What Is a Surface Tension Meter?
A surface tension meter is a device used to measure the tension (surface tension) that a liquid or solid exerts in an attempt to make its surface as small as possible.
For example, let us assume that a liquid is in a glass. The liquid in the cup is stable because the intermolecular forces between the surrounding molecules attract and cancel each other out, but the liquid on the surface of the cup and the air has a slightly rounded and swollen shape because the intermolecular forces pulling it from the air side are small.
This is surface tension, and the larger the surface tension of the liquid, the larger the expansion. This force is relatively large and is an important physical property in detergents and inkjet printing.
Figure 1. Surface tension
Applications of Surface Tension Meters
A surface tension meter is used in quality control and research and development of detergents, food, solder, etc. They are important in the investigation of wetting of ink-jet and coating materials and solder, as well as in the fields of coating and microfluidics.
Measuring and properly controlling surface tension can change the foaming process and ease of agitation during manufacturing and use, as well as the presence or absence of coating defects. When selecting a Surface Tension Meter, it is important to consider the accuracy of the evaluation, the measurement time, the type of liquid being handled, and the measurement range.

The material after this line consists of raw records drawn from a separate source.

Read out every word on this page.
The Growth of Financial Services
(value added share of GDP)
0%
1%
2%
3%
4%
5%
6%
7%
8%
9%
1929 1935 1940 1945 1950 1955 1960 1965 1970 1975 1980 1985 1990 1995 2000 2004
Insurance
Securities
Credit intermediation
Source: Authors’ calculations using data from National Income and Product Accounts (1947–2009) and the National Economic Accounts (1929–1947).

Principle of Surface Tension Meters
Figure 2. Types of surface tension meters
Many methods have been developed to measure surface tension, including the “suspension method,” which calculates surface tension from droplets, the “plate method,” which measures the force pulled by a plate surface, the “ring method,” which measures the force pulled by a ring in contact with a liquid surface, and the “capillary method,” which measures the height of a liquid rising through a capillary tube.

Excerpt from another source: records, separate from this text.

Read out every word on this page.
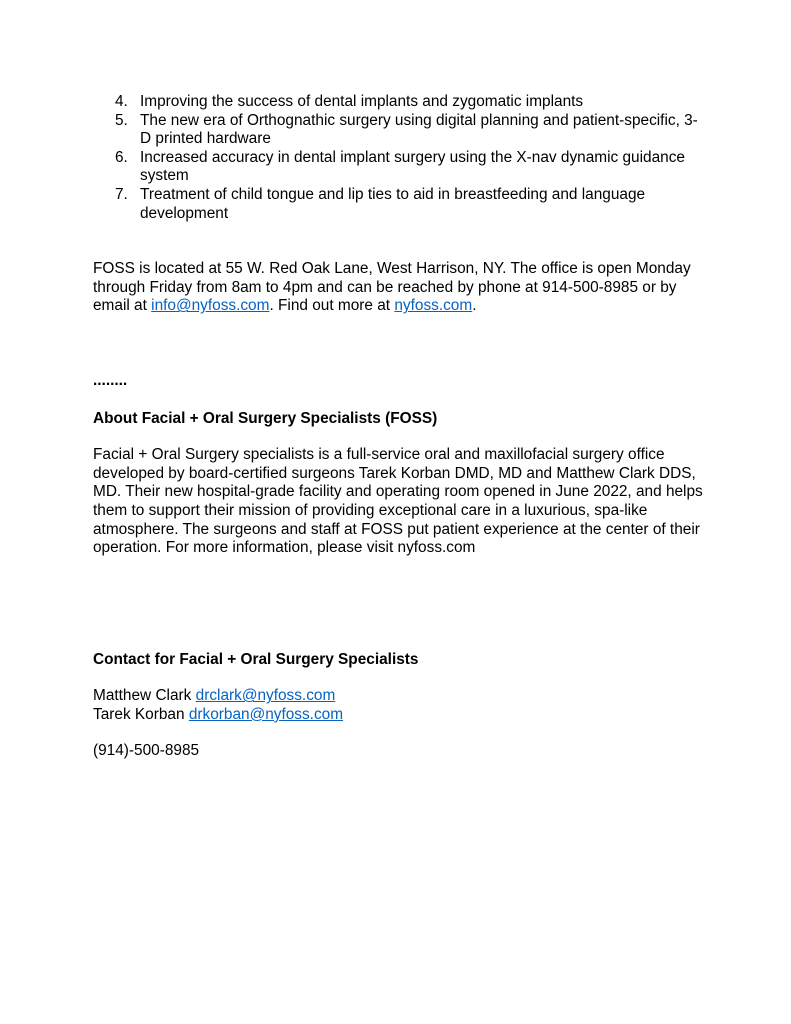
4. Improving the success of dental implants and zygomatic implants
5. The new era of Orthognathic surgery using digital planning and patient-specific, 3-D printed hardware
6. Increased accuracy in dental implant surgery using the X-nav dynamic guidance system
7. Treatment of child tongue and lip ties to aid in breastfeeding and language development

FOSS is located at 55 W. Red Oak Lane, West Harrison, NY. The office is open Monday through Friday from 8am to 4pm and can be reached by phone at 914-500-8985 or by email at info@nyfoss.com. Find out more at nyfoss.com.

........

About Facial + Oral Surgery Specialists (FOSS)

Facial + Oral Surgery specialists is a full-service oral and maxillofacial surgery office developed by board-certified surgeons Tarek Korban DMD, MD and Matthew Clark DDS, MD. Their new hospital-grade facility and operating room opened in June 2022, and helps them to support their mission of providing exceptional care in a luxurious, spa-like atmosphere. The surgeons and staff at FOSS put patient experience at the center of their operation. For more information, please visit nyfoss.com

Contact for Facial + Oral Surgery Specialists

Matthew Clark drclark@nyfoss.com

Tarek Korban drkorban@nyfoss.com

(914)-500-8985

1. Plate Method (Wilhelmy Method, Suspension Method)
When measuring, the plate is lifted from the state where it is in contact with the liquid to be measured. The force required to lift the plate is measured, and the surface tension is determined from the contact angle between the plate and the liquid to be measured separately and the dimensions of the plate. Even if the contact angle is not known, if the plate is completely wetted, θ is zero and can be measured.
Since it is also possible to measure a plate while it is standing still, both dynamic and static surface tension can be measured. On the other hand, since the plate must be wetted to a certain extent, it is usually necessary to prepare at least 30 mL of liquid.
2. Ring Method
As with the plate method, the ring-shaped measuring device is lifted from the state where it is in contact with the liquid to be measured, and the force required to lift it is measured. Unlike the plate method, the force is monitored at any time and the surface tension is measured using the force when the ring and liquid separate.
It is not possible to measure solutions such as surfactant solutions whose surface tension changes over time. The ring method can also measure lamella length. A lamella is a thin bubble film within a bubble. Longer lamella length means that the bubbles do not disappear even when stretched, and the bubbles remain stable.
3. Suspension Method
This method measures surface tension by fixing the liquid to be measured as a droplet and analyzing the shape of the droplet using equations and other methods. The accuracy varies depending on the performance of the camera and the algorithm used.
This method is suitable for measuring the interfacial tension between liquids such as highly viscous liquids, molten polymers, and oil and water, which are difficult to measure with the plate method.
4. Capillary Tube Method
Surface tension is calculated by measuring the height and density of a liquid as it rises up a capillary tube. The capillary phenomenon is utilized.
5. Maximum Bubble Pressure Method
Gas is poured into a capillary inserted into the sample liquid to generate bubbles. The maximum pressure applied when bubbles are generated (maximum bubble pressure) is measured and the surface tension is calculated.
The time from when a new bubble is generated at the tip until the maximum bubble pressure is reached is called the bubble lifetime, and since the pressure decreases as the surfactant is adsorbed during this time, dynamic surface tension can be measured by testing at various bubble lifetime settings.
How to Select a Surface Tension Meter
Figure 3.Comparison of surface tension meters
Each surface tension meter has its own requirements and strengths and weaknesses. Select the appropriate surface tension meter by checking the physical properties of the liquid you wish to measure and the amount of liquid you can secure.
Other Information on Surface Tension Meters
Static and Dynamic Surface Tension
Surface tension can be classified into static and dynamic surface tension. Dynamic surface tension is generally greater and decreases over time. This is because surfactants with hydrophilic and hydrophobic groups gather at the gas-liquid interface over time and are adsorbed on the surface.
As the hydrophobic groups gather on the surface of water, the surface tension value goes from a high value for water to a value similar to that of hydrophobic oil. The concentration at a certain surface length force after sufficient time is called the critical micelle concentration, and instruments capable of measuring dynamic surface tension can also determine this critical micelle concentration.